Travis Scott is one of the most culturally significant rappers in the world today. His influence on youth culture is massive and anything he collaborates with instantly becomes a hype item. Not only did he start in one of the earliest promotional videos for the PlayStation 5, wearing as-yet-unreleased PS5 themed sneakers, he also appeared in Fortnite performing a virtual concert.
“I think the Travis Scott collaboration with PlayStation is the clearest signal (of the cross over). More than any other figure in the space, Travis Scott is the epitome of this person who’s able to mint and determine what is cool.”

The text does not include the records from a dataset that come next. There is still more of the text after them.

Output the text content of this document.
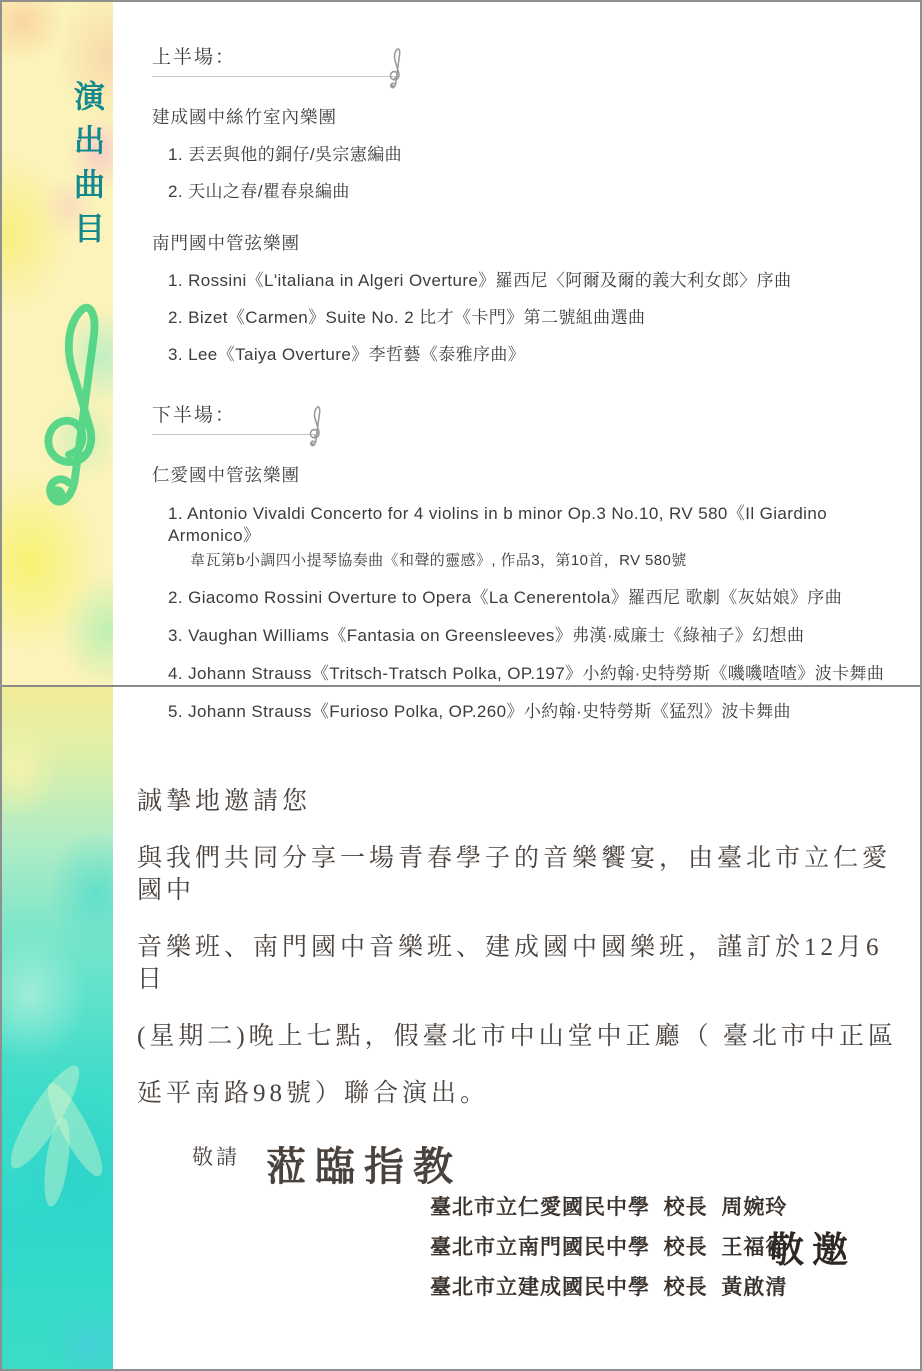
演出曲目
上半場：
建成國中絲竹室內樂團
1. 丟丟與他的銅仔/吳宗憲編曲
2. 天山之春/瞿春泉編曲
南門國中管弦樂團
1. Rossini《L'italiana in Algeri Overture》羅西尼〈阿爾及爾的義大利女郎〉序曲
2. Bizet《Carmen》Suite No. 2 比才《卡門》第二號組曲選曲
3. Lee《Taiya Overture》李哲藝《泰雅序曲》
下半場：
仁愛國中管弦樂團
1. Antonio Vivaldi Concerto for 4 violins in b minor Op.3 No.10, RV 580《Il Giardino Armonico》
韋瓦第b小調四小提琴協奏曲《和聲的靈感》, 作品3，第10首，RV 580號
2. Giacomo Rossini Overture to Opera《La Cenerentola》羅西尼 歌劇《灰姑娘》序曲
3. Vaughan Williams《Fantasia on Greensleeves》弗漢·威廉士《綠袖子》幻想曲
4. Johann Strauss《Tritsch-Tratsch Polka, OP.197》小約翰·史特勞斯《嘰嘰喳喳》波卡舞曲
5. Johann Strauss《Furioso Polka, OP.260》小約翰·史特勞斯《猛烈》波卡舞曲
誠摯地邀請您
與我們共同分享一場青春學子的音樂饗宴，由臺北市立仁愛國中
音樂班、南門國中音樂班、建成國中國樂班，謹訂於12月6日
(星期二)晚上七點，假臺北市中山堂中正廳（ 臺北市中正區
延平南路98號）聯合演出。
敬請 蒞臨指教
臺北市立仁愛國民中學  校長  周婉玲
臺北市立南門國民中學  校長  王福從
臺北市立建成國民中學  校長  黃啟清
敬邀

A hallmark of sneaker culture and collectibles in general is the idea of boutique drops. Hyper limited items that sell out instantly. I asked Jesse if he thought that this may be an approach that the video game industry indulges in more. Limited edition consoles themed to large games aren’t new, but they’re often produced in quantities far in excess of a typical sneaker launch.
“In a way, they accidentally did this last year, due to a various number of factors, supply was limited so people had to wait weeks and months for the restock. That was a glimpse of what it would be like,” Jesse explains.
“What we’re seeing is more brands moving towards a drop model. There’s a realisation that brands like Supreme and Jordan have been very successful using the drop model to generate hype and excitement. When you look across how many different brands are embracing the drop model, it’s probably inevitable that games adopt that model. I think limited edition colourways of consoles are definitely in our future. It used to be there was value in luxury items because they were expensive, but now the excitement is often tied to its scarcity. That’s where StockX has had success, bringing access to people.”
While a move to a more limited model of console releases does seem likely, this is sure to cause upset in the gaming community, especially with those not familiar with the practise from other collectible markets. The launch of both of the new consoles has been dominated by stories of scalping, bots, and staying up until 3am in the hopes of a restock. Hopefully, if companies move towards this model, they implement a fair way for anyone that really wants on to be able to get it, but to these companies, they’re getting the same amount of money from someone who’s buying to sell and from someone who’s buying to enjoy, so there’s not a huge incentive for them.